The deadline was set by the regulatory body, the Mozambique National Communications Institute (INCM), which warned of heavy fines for companies that failed to block unregistered SIM cards.
At a Maputo press conference on Wednesday, the director of postal and telecommunications services in the INCM, Massingue Apala, said that in the weeks preceding the deadline about two million SIM cards were registered out of more than seven million that were in an “irregular situation”.
The clients whose cards have been blocked will only be able to use them again, once they have registered them with the operators, said Apala.
The number of registered SIM cards is 12,439,070, he announced, and the total number yet to be registered is 5,727,292.
Since the total Mozambican population is around 26 million, half of whom are under the age of 15, these numbers seem high. But registration began in 2010, and some of the cards, both registered and unregistered, certainly belong to people who have died, or whose cards have been lost or stolen, or who have switched phone operator. Furthermore, some clients own cards from more than one operator.

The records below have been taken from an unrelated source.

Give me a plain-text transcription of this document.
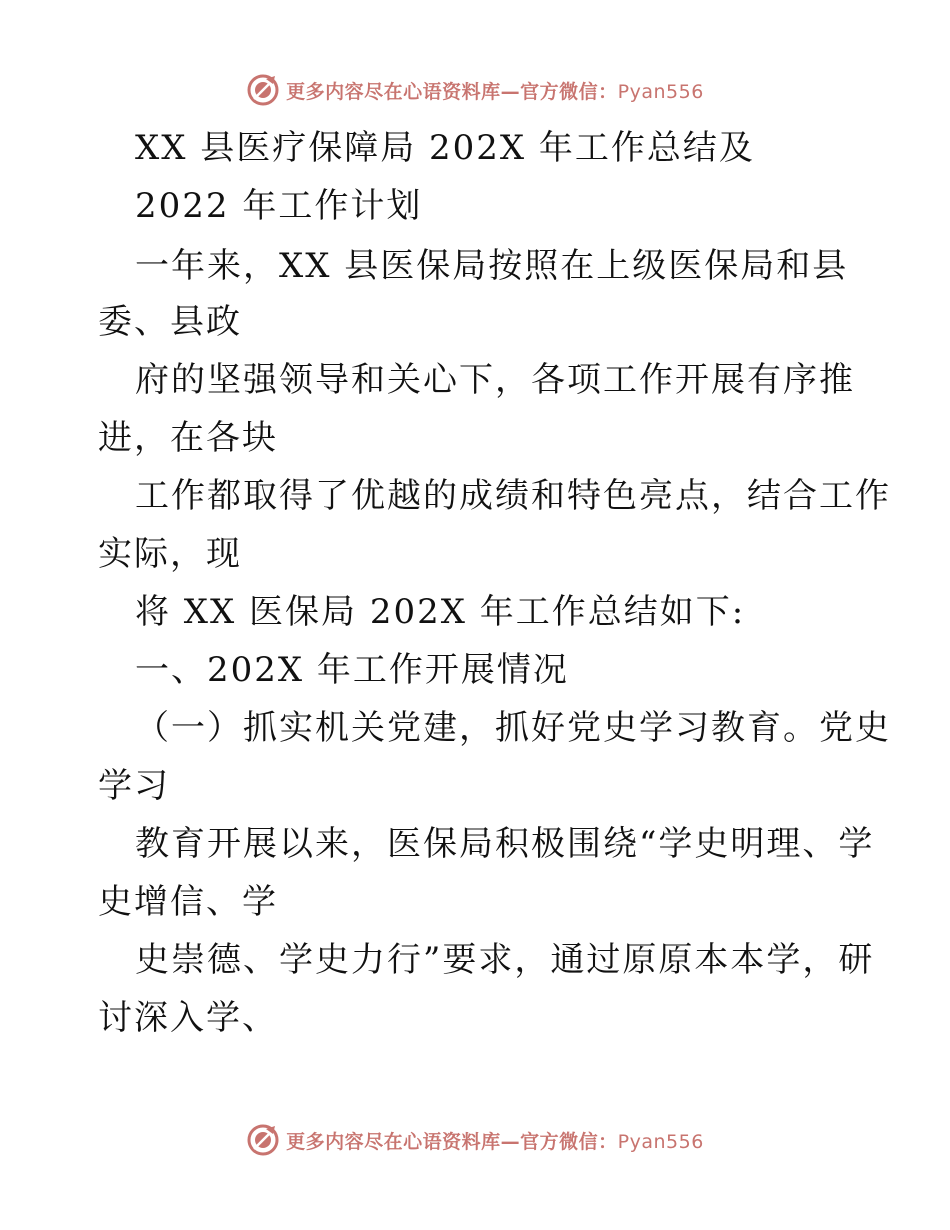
更多内容尽在心语资料库—官方微信：Pyan556
XX 县医疗保障局 202X 年工作总结及
2022 年工作计划
一年来，XX 县医保局按照在上级医保局和县
委、县政
府的坚强领导和关心下，各项工作开展有序推
进，在各块
工作都取得了优越的成绩和特色亮点，结合工作
实际，现
将 XX 医保局 202X 年工作总结如下:
一、202X 年工作开展情况
（一）抓实机关党建，抓好党史学习教育。党史
学习
教育开展以来，医保局积极围绕“学史明理、学
史增信、学
史崇德、学史力行”要求，通过原原本本学，研
讨深入学、
更多内容尽在心语资料库—官方微信：Pyan556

“The objective of blocking SIM cards is to promote the responsible use of telephones and guarantee the protection of citizens”, said Apala. The process was “irreversible”, he added, and since it began more than six years ago, users have had more than enough time to register their cards.
To register, he said, a client needs to present a recognised form of identity document. But in the absence of any document, the client can instead present two witnesses who will testify to his or her identity.
Registration is free of charge, and Apala urged anyone who has been illicitly charged to report the matter to the authorities.
The government first demanded SIM card registration in the wake of the Maputo riots against price increases of 1-2 September 2010. It was argued that the rioters had been mobilized through mobile phone text messages, and so, to avoid the abuse of mobile phones for criminal purposes, all SIM cards should be registered.
The phone companies pointed out that registering all the cards was an enormous task and successfully lobbied the government to extend the deadline. Then, as the riots faded from memory, registration seemed less urgent and dropped off the agenda.
But when Carlos Mesquita became Minister of Transport and Communications in January 2015, he revised the demand for registration. In February 2015, he gave the three companies a month to complete the registration.
Once again, government deadlines proved unrealistic. But in August 2015 the government issued a decree, and threatened companies which failed to register their clients with fines of up to six million meticais (about 126,000 US dollars, at the exchange rate of the time). For a further year, the INCM kept issuing new deadlines for SIM card registration, but the final deadline, 1 December, proved real.
The abuse of mobile phones is not restricted to organizing riots. The criminal gangs involved in the wave of kidnappings that have rocked Mozambican cities since late 2011 use mobile phones to contact their victims’ relatives and demand ransoms. The authorities believe that obligatory SIM card registration will make it easier to track the owners of phones used to commit crimes.